In the United States, harassment and intimidation of federal, state, and local politicians, election administrators, and judges pose a serious challenge to the conduct of November’s presidential election. Threats of violence can have far-reaching, harmful effects, potentially undermining compliance with election rules or deterring participation entirely. Actual violence related to political disputes can and has cost people their lives. Still haunted by the January 2021 attack on the Capitol and related court cases, Americans are heading into a decisive election starkly divided, with some questioning the very utility of fundamental democratic institutions.

The conduct of national elections in South Africa, India, and the United States, three of the most influential democracies in the world, will have ripple effects across the globe, with implications for international trade, interstate relations, and movements for freedom in authoritarian settings. But other electoral contests will also have important consequences.

EUROPEAN UNION

In June, elections for the European Parliament will be held in 27 member states, and the new legislators will elect the president of the European Commission. The current president, Ursula von der Leyen, has been an important supporter of Ukraine’s efforts to repel Moscow’s full-scale invasion.

 

The United Kingdom is likely to hold its first general elections since the completion of Brexit, its departure from the European Union in 2020. Both the EU and the UK continue to grapple with the issue of migration and have increasingly sought deals with authoritarian leaders that are meant to prevent the irregular entry of migrants and asylum seekers.

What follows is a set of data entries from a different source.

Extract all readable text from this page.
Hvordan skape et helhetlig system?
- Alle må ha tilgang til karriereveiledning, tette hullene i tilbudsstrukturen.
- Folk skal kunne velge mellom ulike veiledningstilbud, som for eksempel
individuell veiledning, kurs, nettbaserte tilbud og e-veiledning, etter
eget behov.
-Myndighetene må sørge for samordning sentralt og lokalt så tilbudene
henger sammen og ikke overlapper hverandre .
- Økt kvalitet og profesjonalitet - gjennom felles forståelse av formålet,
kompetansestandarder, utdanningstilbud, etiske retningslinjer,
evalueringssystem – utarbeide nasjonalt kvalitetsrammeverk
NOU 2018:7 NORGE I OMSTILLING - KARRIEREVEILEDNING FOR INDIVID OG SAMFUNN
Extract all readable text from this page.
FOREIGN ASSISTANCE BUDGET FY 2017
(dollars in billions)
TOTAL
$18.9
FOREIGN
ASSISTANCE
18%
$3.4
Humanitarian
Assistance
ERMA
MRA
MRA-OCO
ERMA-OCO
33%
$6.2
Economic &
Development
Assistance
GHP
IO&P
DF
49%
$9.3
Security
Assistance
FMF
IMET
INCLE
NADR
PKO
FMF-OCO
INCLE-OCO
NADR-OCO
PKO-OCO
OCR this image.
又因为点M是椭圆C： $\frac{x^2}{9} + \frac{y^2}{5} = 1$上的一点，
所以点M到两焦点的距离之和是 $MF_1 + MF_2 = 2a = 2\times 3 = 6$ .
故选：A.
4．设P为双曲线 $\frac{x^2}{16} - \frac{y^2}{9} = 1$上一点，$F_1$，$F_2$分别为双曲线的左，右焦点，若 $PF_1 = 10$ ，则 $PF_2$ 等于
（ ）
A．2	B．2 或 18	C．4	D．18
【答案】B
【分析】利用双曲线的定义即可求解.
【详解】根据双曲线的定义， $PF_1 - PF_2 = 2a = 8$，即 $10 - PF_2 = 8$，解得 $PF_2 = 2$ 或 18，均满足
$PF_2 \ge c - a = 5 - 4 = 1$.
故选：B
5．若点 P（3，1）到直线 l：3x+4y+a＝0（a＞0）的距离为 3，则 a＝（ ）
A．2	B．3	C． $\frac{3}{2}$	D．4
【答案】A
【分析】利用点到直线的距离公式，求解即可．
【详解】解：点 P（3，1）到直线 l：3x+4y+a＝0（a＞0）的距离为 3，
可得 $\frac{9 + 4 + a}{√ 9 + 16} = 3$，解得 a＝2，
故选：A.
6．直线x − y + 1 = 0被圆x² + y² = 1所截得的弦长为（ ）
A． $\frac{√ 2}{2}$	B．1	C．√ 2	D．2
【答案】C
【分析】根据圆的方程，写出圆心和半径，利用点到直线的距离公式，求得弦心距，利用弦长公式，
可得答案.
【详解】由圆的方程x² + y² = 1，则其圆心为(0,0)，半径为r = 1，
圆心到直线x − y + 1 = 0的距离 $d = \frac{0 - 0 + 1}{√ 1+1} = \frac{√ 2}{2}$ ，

Two autocrats at the center of such deals, Tunisian president Kaïs Saied and Rwandan president Paul Kagame, will themselves seek new terms in deeply flawed contests set to take place in 2024.

All this voting will proceed in a global context that has become increasingly hostile to the sort of respect for different political, religious, and ethnic identities that sustain a democratic society. Over the past decade or more, many democracies have shirked their responsibility as stewards of the international system, failing to condemn coups, work for the peaceful resolution of destabilizing conflicts, and prevent abject repression in places like Afghanistan, China, Iran, and Russia from growing ever worse. In some countries, elections have elevated illiberal leaders who dismantle democratic institutions from within. Amid isolationist and discriminatory rhetoric, democratic governments and citizens may be tempted to wall themselves off from these challenges.

But free people and free nations are stronger together, and easier prey for authoritarians on their own. It is only by upholding inclusive principles at home, supporting those on the front lines of the struggle abroad, and building robust international partnerships based on shared values that democracies can reverse the global decline in freedom.

Flawed elections and armed conflict contributed to the 18th year of democratic decline according to the Freedom House organization. But by drawing strength from diversity, protecting dissent, and building international coalitions to support their own norms and values, democratic forces can still reverse the long decline in global freedom.